Votre dernière lettre (de minuit) est charmante; j’ai ri de tout mon coeur: mais vous êtes trop sévère envers votre aimable nièce; il est vrai qu’elle est étourdie, mais patience: encore une vingtaine d’années et elle se corrigera, je vous le promets; quant à sa coquetterie, vous avez tout-à-fait raison, elle est désolante. Comment ne pas se contenter de plaire à Sire Kern, puisqu’elle a ce bonheur? Non, il faut encore qu’elle tourne la tête à M-r votre fils, à son Cousin! arrivée à Trigorsky, il lui passe par l’esprit de captiver M-r Rokotof et moi; ce n’est pas tout: arrivée à Riga, elle voit dans sa maudite forteresse un maudit prisonnier, elle devient la coquette Providence de ce sacré каторжник! ce n’est pas tout, vous m’apprenez qu’il y a dans l’affaire encore des uniformes! ha, par exemple, c’en est trop: M-r Rokotof le saura, et nous verrons ce qu’il en dira. Mais, Madame, croyez-vous sérieusement qu’elle fasse la coquette indifféremment? Elle dit que non; j’aime à la croire, mais ce que me rassure encore plus, c’est que tout le monde n’a pas la même manière de faire la cour, et pourvu que les autres soient respectueux, timides et délicats, c’est tout ce qu’il me faut. Je vous remercie, Madame. de n’avoir pas rendu ma lettre, elle était trop tendre, et dans les circonstances actuelles, ce serait ridicule de ma part. Je m’en vais lui écrire une autre, avec l’impertinence qui me caractérise, et décidément je m’en vaisrompre avec elle; il ne sera pas dit que j’ai tâché de porter le trouble au sein d’une famille; que Ермолай Федорович puisse m’accuser de n’avoir pas de Principes et que sa femme puisse moquer de moi. — Que vous êtes aimable d’avoir trouvé le portrait ressemblant: «hardie dans etc.» N’est-ce pas? Elle dit encore que non; mais c’est fini, je ne la croirai plus.
Adieu, Madame, c’est avec bien de l’impatience que j’attends votre arrivée — nous médirons de la Netty du Nord que je regretterai toujours d’avoir vue, et encore plus de ne pas avoir possédée. Pardonnez cet aveu un peu trop sincère à celui qui vous aime bien tendrement quoique bien différemment.
Michailovs. {30}
163. К. Ф. РЫЛЕЕВУ
Вторая половина июня — август 1825 г.
Из Михайловского в Петербург.
(Черновое)
Мне досадно, что Рылеев меня не понимает — в чем дело.
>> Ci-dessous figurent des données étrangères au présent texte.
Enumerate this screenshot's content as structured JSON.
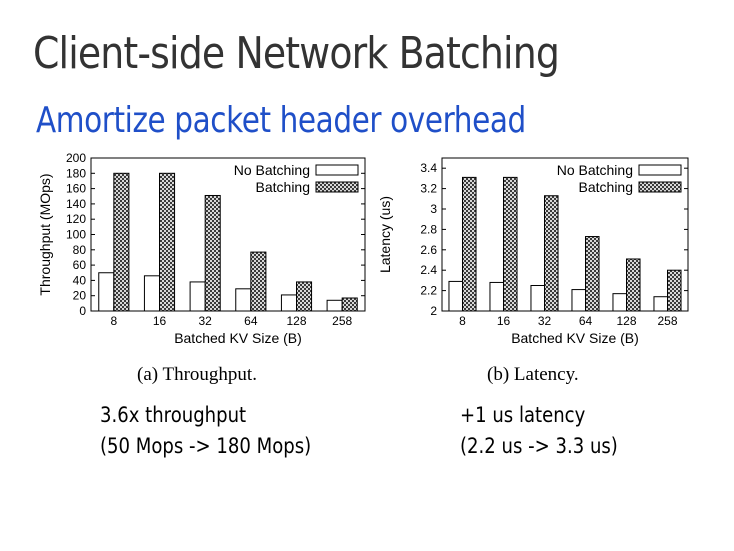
{
  "slide": {
    "title": "Client-side Network Batching",
    "subtitle": "Amortize packet header overhead"
  },
  "chart_data": [
    {
      "type": "bar",
      "categories": [
        "8",
        "16",
        "32",
        "64",
        "128",
        "258"
      ],
      "series": [
        {
          "name": "No Batching",
          "values": [
            50,
            46,
            38,
            29,
            21,
            14
          ]
        },
        {
          "name": "Batching",
          "values": [
            180,
            180,
            151,
            77,
            38,
            17
          ]
        }
      ],
      "xlabel": "Batched KV Size (B)",
      "ylabel": "Throughput (MOps)",
      "ylim": [
        0,
        200
      ],
      "yticks": [
        "0",
        "20",
        "40",
        "60",
        "80",
        "100",
        "120",
        "140",
        "160",
        "180",
        "200"
      ],
      "legend": "top-right",
      "caption": "(a) Throughput."
    },
    {
      "type": "bar",
      "categories": [
        "8",
        "16",
        "32",
        "64",
        "128",
        "258"
      ],
      "series": [
        {
          "name": "No Batching",
          "values": [
            2.29,
            2.28,
            2.25,
            2.21,
            2.17,
            2.14
          ]
        },
        {
          "name": "Batching",
          "values": [
            3.31,
            3.31,
            3.13,
            2.73,
            2.51,
            2.4
          ]
        }
      ],
      "xlabel": "Batched KV Size (B)",
      "ylabel": "Latency (us)",
      "ylim": [
        2,
        3.5
      ],
      "yticks": [
        "2",
        "2.2",
        "2.4",
        "2.6",
        "2.8",
        "3",
        "3.2",
        "3.4"
      ],
      "legend": "top-right",
      "caption": "(b) Latency."
    }
  ],
  "callouts": {
    "throughput": {
      "line1": "3.6x throughput",
      "line2": "(50 Mops -> 180 Mops)"
    },
    "latency": {
      "line1": "+1 us latency",
      "line2": "(2.2 us -> 3.3 us)"
    }
  }
}
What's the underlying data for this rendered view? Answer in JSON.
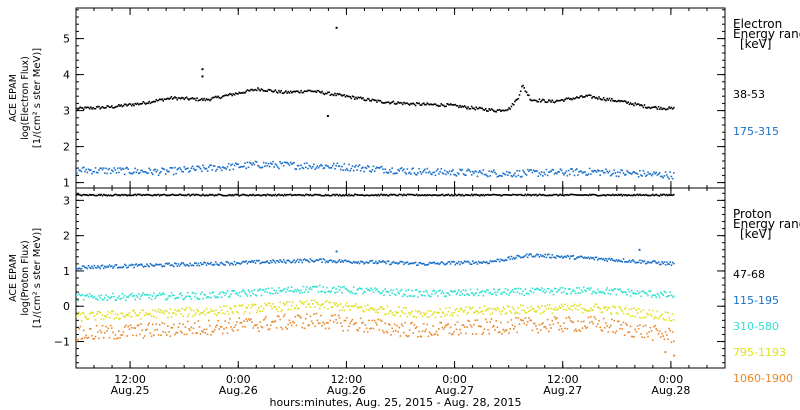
{
  "chart_data": [
    {
      "type": "scatter",
      "panel": "top",
      "ylabel_lines": [
        "ACE EPAM",
        "log(Electron Flux)",
        "[1/(cm² s ster MeV)]"
      ],
      "ylim": [
        0.85,
        5.85
      ],
      "yticks": [
        1,
        2,
        3,
        4,
        5
      ],
      "legend_title_lines": [
        "Electron",
        "Energy ranges",
        "[keV]"
      ],
      "series": [
        {
          "name": "38-53",
          "color": "#000000",
          "keyframes": [
            [
              0,
              3.05
            ],
            [
              0.08,
              3.1
            ],
            [
              0.15,
              3.2
            ],
            [
              0.22,
              3.35
            ],
            [
              0.3,
              3.3
            ],
            [
              0.36,
              3.45
            ],
            [
              0.42,
              3.6
            ],
            [
              0.48,
              3.5
            ],
            [
              0.54,
              3.55
            ],
            [
              0.62,
              3.4
            ],
            [
              0.7,
              3.25
            ],
            [
              0.78,
              3.18
            ],
            [
              0.86,
              3.15
            ],
            [
              0.93,
              3.05
            ],
            [
              0.97,
              3.0
            ],
            [
              1.0,
              3.05
            ],
            [
              1.02,
              3.35
            ],
            [
              1.03,
              3.7
            ],
            [
              1.05,
              3.3
            ],
            [
              1.1,
              3.25
            ],
            [
              1.18,
              3.4
            ],
            [
              1.26,
              3.25
            ],
            [
              1.32,
              3.1
            ],
            [
              1.38,
              3.05
            ]
          ],
          "noise": 0.04,
          "outliers": [
            [
              0.29,
              4.15
            ],
            [
              0.29,
              3.95
            ],
            [
              0.58,
              2.85
            ],
            [
              0.6,
              5.3
            ]
          ]
        },
        {
          "name": "175-315",
          "color": "#1a70c8",
          "keyframes": [
            [
              0,
              1.35
            ],
            [
              0.2,
              1.3
            ],
            [
              0.42,
              1.5
            ],
            [
              0.6,
              1.45
            ],
            [
              0.8,
              1.3
            ],
            [
              1.0,
              1.25
            ],
            [
              1.2,
              1.3
            ],
            [
              1.38,
              1.2
            ]
          ],
          "noise": 0.1,
          "outliers": []
        }
      ]
    },
    {
      "type": "scatter",
      "panel": "bottom",
      "ylabel_lines": [
        "ACE EPAM",
        "log(Proton Flux)",
        "[1/(cm² s ster MeV)]"
      ],
      "ylim": [
        -1.75,
        3.35
      ],
      "yticks": [
        3,
        2,
        1,
        0,
        -1
      ],
      "legend_title_lines": [
        "Proton",
        "Energy ranges",
        "[keV]"
      ],
      "series": [
        {
          "name": "47-68",
          "color": "#000000",
          "keyframes": [
            [
              0,
              3.15
            ],
            [
              1.38,
              3.15
            ]
          ],
          "noise": 0.02,
          "outliers": []
        },
        {
          "name": "115-195",
          "color": "#1a70c8",
          "keyframes": [
            [
              0,
              1.1
            ],
            [
              0.3,
              1.2
            ],
            [
              0.55,
              1.3
            ],
            [
              0.8,
              1.2
            ],
            [
              0.95,
              1.25
            ],
            [
              1.05,
              1.45
            ],
            [
              1.2,
              1.35
            ],
            [
              1.38,
              1.2
            ]
          ],
          "noise": 0.05,
          "outliers": [
            [
              0.6,
              1.55
            ],
            [
              1.3,
              1.6
            ]
          ]
        },
        {
          "name": "310-580",
          "color": "#30e0d0",
          "keyframes": [
            [
              0,
              0.25
            ],
            [
              0.3,
              0.3
            ],
            [
              0.55,
              0.5
            ],
            [
              0.8,
              0.35
            ],
            [
              1.0,
              0.4
            ],
            [
              1.2,
              0.45
            ],
            [
              1.38,
              0.3
            ]
          ],
          "noise": 0.1,
          "outliers": []
        },
        {
          "name": "795-1193",
          "color": "#e0e020",
          "keyframes": [
            [
              0,
              -0.3
            ],
            [
              0.3,
              -0.15
            ],
            [
              0.55,
              0.05
            ],
            [
              0.8,
              -0.2
            ],
            [
              1.0,
              -0.1
            ],
            [
              1.2,
              -0.05
            ],
            [
              1.38,
              -0.3
            ]
          ],
          "noise": 0.13,
          "outliers": []
        },
        {
          "name": "1060-1900",
          "color": "#e8882a",
          "keyframes": [
            [
              0,
              -0.8
            ],
            [
              0.3,
              -0.6
            ],
            [
              0.55,
              -0.4
            ],
            [
              0.8,
              -0.7
            ],
            [
              1.0,
              -0.55
            ],
            [
              1.2,
              -0.5
            ],
            [
              1.38,
              -0.85
            ]
          ],
          "noise": 0.22,
          "outliers": [
            [
              1.36,
              -1.3
            ],
            [
              1.38,
              -1.4
            ]
          ]
        }
      ]
    }
  ],
  "x_axis": {
    "ticks": [
      {
        "pos": 0.125,
        "line1": "12:00",
        "line2": "Aug.25"
      },
      {
        "pos": 0.375,
        "line1": "0:00",
        "line2": "Aug.26"
      },
      {
        "pos": 0.625,
        "line1": "12:00",
        "line2": "Aug.26"
      },
      {
        "pos": 0.875,
        "line1": "0:00",
        "line2": "Aug.27"
      },
      {
        "pos": 1.125,
        "line1": "12:00",
        "line2": "Aug.27"
      },
      {
        "pos": 1.375,
        "line1": "0:00",
        "line2": "Aug.28"
      }
    ],
    "xlim": [
      0.0,
      1.5
    ],
    "minor_step": 0.0416667,
    "label": "hours:minutes, Aug. 25, 2015 - Aug. 28, 2015"
  }
}
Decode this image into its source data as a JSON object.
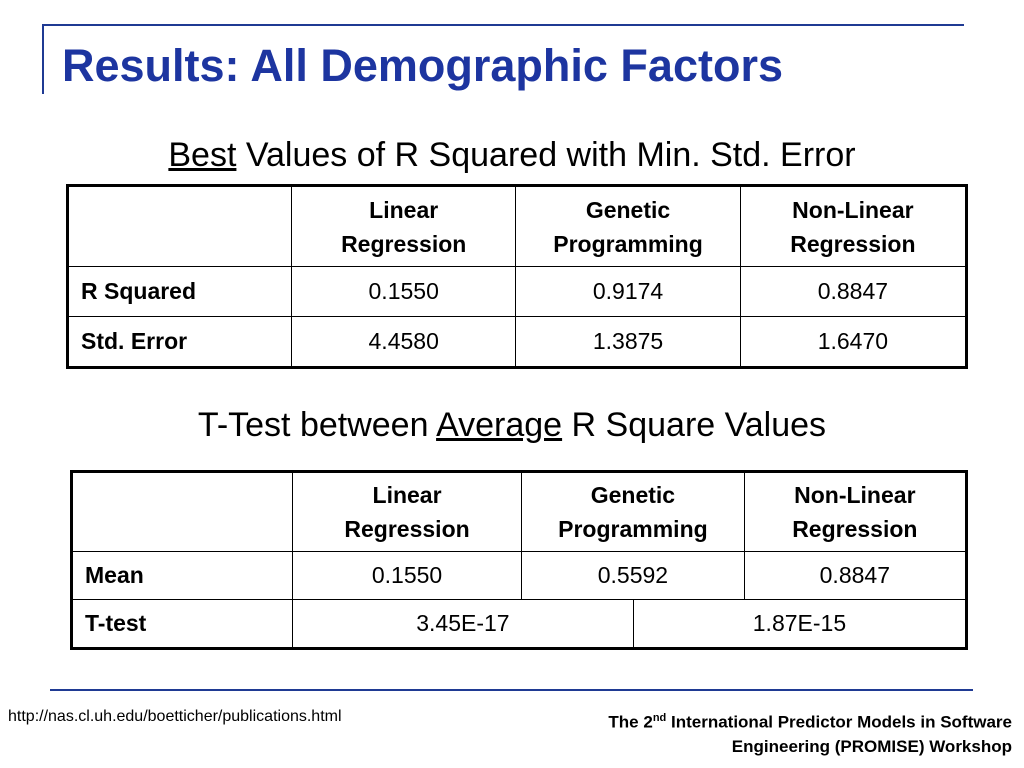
{
  "slide": {
    "title": "Results: All Demographic Factors"
  },
  "table1": {
    "caption_underlined": "Best",
    "caption_rest": " Values of R Squared with Min. Std. Error",
    "headers": [
      {
        "line1": "Linear",
        "line2": "Regression"
      },
      {
        "line1": "Genetic",
        "line2": "Programming"
      },
      {
        "line1": "Non-Linear",
        "line2": "Regression"
      }
    ],
    "rows": [
      {
        "label": "R Squared",
        "values": [
          "0.1550",
          "0.9174",
          "0.8847"
        ]
      },
      {
        "label": "Std. Error",
        "values": [
          "4.4580",
          "1.3875",
          "1.6470"
        ]
      }
    ]
  },
  "table2": {
    "caption_before": "T-Test between ",
    "caption_underlined": "Average",
    "caption_after": " R Square Values",
    "headers": [
      {
        "line1": "Linear",
        "line2": "Regression"
      },
      {
        "line1": "Genetic",
        "line2": "Programming"
      },
      {
        "line1": "Non-Linear",
        "line2": "Regression"
      }
    ],
    "mean_row": {
      "label": "Mean",
      "values": [
        "0.1550",
        "0.5592",
        "0.8847"
      ]
    },
    "ttest_row": {
      "label": "T-test",
      "values": [
        "3.45E-17",
        "1.87E-15"
      ]
    }
  },
  "footer": {
    "url": "http://nas.cl.uh.edu/boetticher/publications.html",
    "right_prefix": "The 2",
    "right_sup": "nd",
    "right_line1_rest": " International Predictor Models in Software",
    "right_line2": "Engineering (PROMISE) Workshop"
  },
  "colors": {
    "title": "#1d35a0",
    "rules": "#1f3a93"
  }
}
Что у нас не покровительствуют литературу, и что слава богу? зачем же об этом говорить? pour réveiller le chat qui dort [196]? напрасно. Равнодушию правительства и притеснению цензуры обязаны мы духом нынешней нашей словесности. Чего ж тебе более? загляни в журналы в течение шести лет посмотри, сколько раз упоминали обо мне, сколько раз меня хвалили поделом и понапрасну — а об нашем приятеле ни гугу, как будто на свете его не было. Почему это? уж верно не от гордости или радикализма такого-то журналиста, нет — а всякий знает, что, хоть он расподличайся, никто ему спасибо не скажет и не даст ни пяти рублей — так лучше ж даром быть благородным человеком. Ты сердишься за то, что я чванюсь 600-летним дворянством. (NB, мое дворянство старее). Как же ты не видишь, что дух нашей словесности отчасти зависит от состояния писателей? Мы не можем подносить наших сочинений вельможам, ибо по своему рождению почитаем себя равными им. Отселе гордость etc. Не должно русских писателей судить, как иноземных. Там пишут для денег, а у нас (кроме меня) из тщеславия. Там стихами живут, а у нас граф Хвостов прожился на них. Там есть нечего, так пиши книгу, а у нас есть нечего, служи, да не сочиняй. Милый мой, ты поэт и я поэт, но я сужу более прозаически и чуть ли от этого не прав. Прощай, мой милый, что ты пишешь?